Tithe to the world church’s headquarters for 2009, when compared to last year, dropped 3 percent, or $1.4 million, for North America and 9.7 percent, or $1.1 million, for the church’s other world regions as of August and July, respectively, Lemon reported. Tithes and offering rates are actually up in most of the church’s other regions in local currencies, but when converted to a stronger United States dollar, they show a decrease, he added.
Similarly, mission offerings for North America are down by 4.6 percent, or $700,000, with other church regions reflecting a $2 million, or 8.6 percent, decrease.
Much of the October 12 financial report focused on how the church’s investments—both in equity markets and in less volatile fixed income holdings—fared during the recent global downturn.
Most of the world church headquarters’ investments sustained the global financial downturn “fairly well,” Lemon said. For the period of January 1, 2008, through August 31 of 2009, church headquarters earned a net return of $2.8 million on its approximately $290 million in investments.
Had all the church headquarters-owned funds been placed in a savings account earning the typical interest rate of one half of a percent during the same period, rather than invested in the market, “we would be at the same place as we are now,” Lemon said.
By transferring more of its investments to fixed-income holdings, the church reduced its exposure to drastic market fluctuations, said associate treasurer Roy E. Ryan. Even if it means earning less interest, the church’s immediate goal is to protect its capital, he said.
While current market indicators are encouraging, the church should still exercise caution in budgeting and appropriating funds, Lemon said. If interest rates—currently at historic lows—increase, the church should expect to see short-term negative effects on the value of its fixed-income investments, he explained.
Despite the current economic situation, the world church’s headquarters is operating at $2 million below its $37-million budget due to continued cutbacks, including wage and hiring freezes and travel restrictions, Lemon said. Such “judicial” use of funds positions the church to maintain its appropriations to world regions and avoid layoffs even amid a “turbulent” economy, he said.
During the financial report, delegates also heard an update on the so-called “extraordinary tithe,” a one-time donation of about $102 million to the Adventist Church two years ago. Investment activity during the past two years added almost $5 million to the principal, financial officers said. Of the almost $80 million allocated, less than half is distributed, said church undertreasurer Juan Prestol, stressing that the church is applying the funds “cautiously.” Leaders said $14.7 million is reserved for future allocations,.

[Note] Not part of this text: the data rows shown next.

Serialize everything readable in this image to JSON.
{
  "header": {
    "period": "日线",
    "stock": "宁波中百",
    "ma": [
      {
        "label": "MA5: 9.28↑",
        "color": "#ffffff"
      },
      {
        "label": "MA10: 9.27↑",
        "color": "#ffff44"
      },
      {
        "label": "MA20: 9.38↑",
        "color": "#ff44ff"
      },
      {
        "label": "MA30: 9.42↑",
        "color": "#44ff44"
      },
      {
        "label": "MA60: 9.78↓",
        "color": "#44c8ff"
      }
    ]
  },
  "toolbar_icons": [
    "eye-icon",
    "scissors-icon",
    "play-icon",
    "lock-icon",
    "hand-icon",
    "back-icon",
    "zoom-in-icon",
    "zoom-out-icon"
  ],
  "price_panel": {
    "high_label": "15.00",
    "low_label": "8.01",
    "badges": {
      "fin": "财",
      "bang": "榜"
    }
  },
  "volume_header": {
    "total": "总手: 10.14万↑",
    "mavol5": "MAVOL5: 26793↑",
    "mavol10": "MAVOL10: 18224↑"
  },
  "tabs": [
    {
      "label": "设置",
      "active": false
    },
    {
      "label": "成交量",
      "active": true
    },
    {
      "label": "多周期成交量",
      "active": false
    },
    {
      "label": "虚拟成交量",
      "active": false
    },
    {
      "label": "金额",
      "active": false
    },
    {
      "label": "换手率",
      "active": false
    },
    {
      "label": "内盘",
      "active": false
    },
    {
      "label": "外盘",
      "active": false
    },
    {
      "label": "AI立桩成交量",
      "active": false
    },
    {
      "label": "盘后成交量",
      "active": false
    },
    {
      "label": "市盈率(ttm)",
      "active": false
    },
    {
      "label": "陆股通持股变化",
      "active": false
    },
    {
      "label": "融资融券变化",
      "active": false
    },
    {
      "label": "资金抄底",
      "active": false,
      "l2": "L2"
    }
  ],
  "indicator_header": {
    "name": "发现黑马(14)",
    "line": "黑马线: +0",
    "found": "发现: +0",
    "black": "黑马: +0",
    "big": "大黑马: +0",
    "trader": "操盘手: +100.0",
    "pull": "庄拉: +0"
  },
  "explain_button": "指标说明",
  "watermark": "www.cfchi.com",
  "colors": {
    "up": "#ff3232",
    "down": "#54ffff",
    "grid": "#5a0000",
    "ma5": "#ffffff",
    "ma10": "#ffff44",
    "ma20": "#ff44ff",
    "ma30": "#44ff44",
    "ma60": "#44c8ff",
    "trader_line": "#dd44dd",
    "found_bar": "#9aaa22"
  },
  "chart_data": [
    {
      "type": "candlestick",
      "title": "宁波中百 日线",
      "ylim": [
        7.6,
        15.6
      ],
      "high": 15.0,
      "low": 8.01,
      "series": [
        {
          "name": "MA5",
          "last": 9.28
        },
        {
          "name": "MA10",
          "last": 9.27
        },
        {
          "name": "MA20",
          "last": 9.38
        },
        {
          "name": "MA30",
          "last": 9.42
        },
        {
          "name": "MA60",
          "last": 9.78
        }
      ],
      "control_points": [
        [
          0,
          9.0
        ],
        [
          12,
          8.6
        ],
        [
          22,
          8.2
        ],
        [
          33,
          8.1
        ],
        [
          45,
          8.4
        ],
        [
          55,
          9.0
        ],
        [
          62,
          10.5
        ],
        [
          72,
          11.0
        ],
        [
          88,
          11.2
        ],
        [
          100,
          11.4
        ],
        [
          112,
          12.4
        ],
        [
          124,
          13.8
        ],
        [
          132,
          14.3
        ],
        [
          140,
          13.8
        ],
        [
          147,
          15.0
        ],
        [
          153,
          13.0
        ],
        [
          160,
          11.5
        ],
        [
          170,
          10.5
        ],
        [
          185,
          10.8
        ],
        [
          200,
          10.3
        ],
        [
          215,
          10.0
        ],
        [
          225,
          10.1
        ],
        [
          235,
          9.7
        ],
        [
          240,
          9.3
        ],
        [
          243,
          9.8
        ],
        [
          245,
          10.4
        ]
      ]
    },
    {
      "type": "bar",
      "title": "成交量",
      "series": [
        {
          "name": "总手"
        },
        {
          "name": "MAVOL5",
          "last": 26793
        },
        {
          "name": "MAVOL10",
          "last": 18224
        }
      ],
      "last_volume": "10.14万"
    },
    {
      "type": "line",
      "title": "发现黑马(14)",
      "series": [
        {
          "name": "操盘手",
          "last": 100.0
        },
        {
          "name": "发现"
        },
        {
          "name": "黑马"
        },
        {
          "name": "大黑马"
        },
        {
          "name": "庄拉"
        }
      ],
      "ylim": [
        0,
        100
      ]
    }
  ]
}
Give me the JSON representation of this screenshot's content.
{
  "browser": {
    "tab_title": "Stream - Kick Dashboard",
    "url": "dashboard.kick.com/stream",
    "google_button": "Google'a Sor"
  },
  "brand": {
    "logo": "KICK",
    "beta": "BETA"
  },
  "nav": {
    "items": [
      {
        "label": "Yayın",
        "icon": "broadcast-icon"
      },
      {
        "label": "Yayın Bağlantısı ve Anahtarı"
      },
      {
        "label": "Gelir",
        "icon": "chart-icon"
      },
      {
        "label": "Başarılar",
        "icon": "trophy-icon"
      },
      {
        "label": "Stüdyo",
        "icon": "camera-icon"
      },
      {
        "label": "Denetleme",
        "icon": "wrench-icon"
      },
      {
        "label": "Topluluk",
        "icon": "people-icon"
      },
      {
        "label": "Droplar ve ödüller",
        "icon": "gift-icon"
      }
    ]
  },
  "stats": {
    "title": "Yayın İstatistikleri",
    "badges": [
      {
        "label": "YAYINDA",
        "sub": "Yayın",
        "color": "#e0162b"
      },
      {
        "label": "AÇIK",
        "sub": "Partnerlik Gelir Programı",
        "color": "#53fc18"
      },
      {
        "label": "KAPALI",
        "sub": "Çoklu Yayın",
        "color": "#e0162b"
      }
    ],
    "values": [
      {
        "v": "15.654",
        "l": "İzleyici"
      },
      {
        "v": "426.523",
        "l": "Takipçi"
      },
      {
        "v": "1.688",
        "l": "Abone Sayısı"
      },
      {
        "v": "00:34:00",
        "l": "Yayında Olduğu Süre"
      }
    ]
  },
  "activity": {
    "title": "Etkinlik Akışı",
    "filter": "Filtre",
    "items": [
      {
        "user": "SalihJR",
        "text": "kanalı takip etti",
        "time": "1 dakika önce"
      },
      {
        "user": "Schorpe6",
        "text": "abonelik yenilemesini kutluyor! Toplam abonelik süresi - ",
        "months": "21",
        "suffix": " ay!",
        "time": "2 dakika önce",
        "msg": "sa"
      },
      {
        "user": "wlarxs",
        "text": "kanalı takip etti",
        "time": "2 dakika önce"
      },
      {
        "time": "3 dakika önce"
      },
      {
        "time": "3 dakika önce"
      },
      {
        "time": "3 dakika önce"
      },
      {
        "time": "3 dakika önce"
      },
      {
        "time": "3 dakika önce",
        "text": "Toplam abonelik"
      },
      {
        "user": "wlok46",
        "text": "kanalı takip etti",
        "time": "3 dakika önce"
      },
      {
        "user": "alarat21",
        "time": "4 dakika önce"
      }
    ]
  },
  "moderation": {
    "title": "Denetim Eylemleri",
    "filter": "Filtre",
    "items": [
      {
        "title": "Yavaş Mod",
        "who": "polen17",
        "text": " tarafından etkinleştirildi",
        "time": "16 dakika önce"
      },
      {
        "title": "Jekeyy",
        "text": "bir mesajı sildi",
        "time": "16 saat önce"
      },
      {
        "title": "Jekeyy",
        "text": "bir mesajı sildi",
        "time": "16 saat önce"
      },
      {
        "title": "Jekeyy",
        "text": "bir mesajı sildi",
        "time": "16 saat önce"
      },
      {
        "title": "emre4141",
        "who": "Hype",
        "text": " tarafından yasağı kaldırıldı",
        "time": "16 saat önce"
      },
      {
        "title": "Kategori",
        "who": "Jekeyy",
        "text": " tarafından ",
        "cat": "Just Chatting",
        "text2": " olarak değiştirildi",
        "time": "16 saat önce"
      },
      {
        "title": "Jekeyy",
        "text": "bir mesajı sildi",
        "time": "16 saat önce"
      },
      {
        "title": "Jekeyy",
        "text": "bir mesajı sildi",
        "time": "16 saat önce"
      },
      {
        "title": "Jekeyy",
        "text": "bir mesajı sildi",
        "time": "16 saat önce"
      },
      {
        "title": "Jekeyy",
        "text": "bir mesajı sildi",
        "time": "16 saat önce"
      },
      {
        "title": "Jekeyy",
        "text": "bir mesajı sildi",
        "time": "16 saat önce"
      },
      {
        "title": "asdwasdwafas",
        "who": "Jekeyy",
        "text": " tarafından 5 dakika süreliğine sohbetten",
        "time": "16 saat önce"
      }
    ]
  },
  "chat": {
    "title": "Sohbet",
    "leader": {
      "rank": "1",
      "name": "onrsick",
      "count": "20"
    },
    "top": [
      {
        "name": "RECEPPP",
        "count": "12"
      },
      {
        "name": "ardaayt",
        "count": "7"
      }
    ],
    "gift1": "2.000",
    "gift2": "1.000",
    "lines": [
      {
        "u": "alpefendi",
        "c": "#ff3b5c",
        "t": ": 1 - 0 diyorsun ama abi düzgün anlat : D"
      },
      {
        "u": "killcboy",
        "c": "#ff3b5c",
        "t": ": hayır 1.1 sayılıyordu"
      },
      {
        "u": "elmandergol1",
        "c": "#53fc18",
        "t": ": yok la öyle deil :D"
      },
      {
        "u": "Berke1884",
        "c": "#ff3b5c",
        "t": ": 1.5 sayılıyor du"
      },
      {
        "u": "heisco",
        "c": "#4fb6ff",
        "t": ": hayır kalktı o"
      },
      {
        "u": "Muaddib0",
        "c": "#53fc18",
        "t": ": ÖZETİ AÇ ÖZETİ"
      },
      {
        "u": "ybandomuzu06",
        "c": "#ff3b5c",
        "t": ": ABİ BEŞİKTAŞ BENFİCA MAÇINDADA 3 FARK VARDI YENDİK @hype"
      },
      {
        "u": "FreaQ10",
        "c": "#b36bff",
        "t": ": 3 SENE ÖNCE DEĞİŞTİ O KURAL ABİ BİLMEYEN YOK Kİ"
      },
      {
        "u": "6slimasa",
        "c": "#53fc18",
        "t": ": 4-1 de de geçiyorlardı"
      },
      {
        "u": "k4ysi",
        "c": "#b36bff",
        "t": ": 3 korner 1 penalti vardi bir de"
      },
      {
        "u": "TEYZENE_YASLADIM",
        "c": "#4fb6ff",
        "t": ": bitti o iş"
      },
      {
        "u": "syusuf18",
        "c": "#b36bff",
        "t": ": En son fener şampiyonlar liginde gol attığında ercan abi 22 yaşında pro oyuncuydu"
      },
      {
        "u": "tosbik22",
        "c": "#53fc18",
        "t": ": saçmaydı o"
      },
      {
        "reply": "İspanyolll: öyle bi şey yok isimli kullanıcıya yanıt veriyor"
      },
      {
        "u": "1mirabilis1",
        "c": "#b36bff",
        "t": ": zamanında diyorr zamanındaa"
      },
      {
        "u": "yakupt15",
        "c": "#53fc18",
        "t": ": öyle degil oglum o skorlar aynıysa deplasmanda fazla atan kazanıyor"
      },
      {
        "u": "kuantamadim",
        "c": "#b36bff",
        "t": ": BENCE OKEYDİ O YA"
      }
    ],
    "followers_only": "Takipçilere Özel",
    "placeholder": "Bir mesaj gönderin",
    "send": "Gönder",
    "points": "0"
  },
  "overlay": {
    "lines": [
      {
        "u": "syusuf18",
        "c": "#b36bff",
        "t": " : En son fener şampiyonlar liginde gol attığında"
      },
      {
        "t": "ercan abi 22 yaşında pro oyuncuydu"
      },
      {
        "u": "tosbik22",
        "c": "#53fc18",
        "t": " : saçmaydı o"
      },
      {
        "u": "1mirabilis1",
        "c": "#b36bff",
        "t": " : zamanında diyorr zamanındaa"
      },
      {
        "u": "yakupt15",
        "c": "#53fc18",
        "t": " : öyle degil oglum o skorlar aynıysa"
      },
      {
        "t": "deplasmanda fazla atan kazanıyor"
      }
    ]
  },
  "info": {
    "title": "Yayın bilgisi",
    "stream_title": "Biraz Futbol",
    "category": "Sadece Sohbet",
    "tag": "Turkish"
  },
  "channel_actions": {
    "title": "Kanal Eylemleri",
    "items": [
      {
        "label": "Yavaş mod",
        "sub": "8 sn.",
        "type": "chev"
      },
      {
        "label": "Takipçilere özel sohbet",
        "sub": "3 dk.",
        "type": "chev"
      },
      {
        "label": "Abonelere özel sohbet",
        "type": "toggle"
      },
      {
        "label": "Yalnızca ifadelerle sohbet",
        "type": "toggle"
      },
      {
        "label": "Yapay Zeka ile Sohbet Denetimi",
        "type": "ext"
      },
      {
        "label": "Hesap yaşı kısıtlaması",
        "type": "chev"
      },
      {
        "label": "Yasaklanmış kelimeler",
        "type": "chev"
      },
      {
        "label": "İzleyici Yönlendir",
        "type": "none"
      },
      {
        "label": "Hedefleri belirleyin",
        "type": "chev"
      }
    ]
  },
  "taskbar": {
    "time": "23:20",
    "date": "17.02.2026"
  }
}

World church associate treasurer George Egwakhe updated delegates on progress made on a new extension to the world church headquarters that will house a studio and office and storage space for the church’s official television network, Hope Channel. Of the $5.1 million budgeted for the project, $2.6 million has been spent to complete 52 percent of the project. Leaders said they expect production in the new building to begin in January 2010.
Also on October 12, delegates reviewed church appropriations, agreeing to distribute more funds during the next five years to unentered areas and church institutions that support outreach.
Delegates also added to the budget several increases in appropriations for various church entities and institutions around the world. Delegates agreed to use $350,000 to help finance Global Mission employees’ salaries. They also voted to approve a one-time appropriation of $150,000 to aid the Adventist University of Africa in meeting requirements for its charter.
Responding to the report, delegates seemed to echo Lemon and other church financial officers’ attitude of cautious optimism.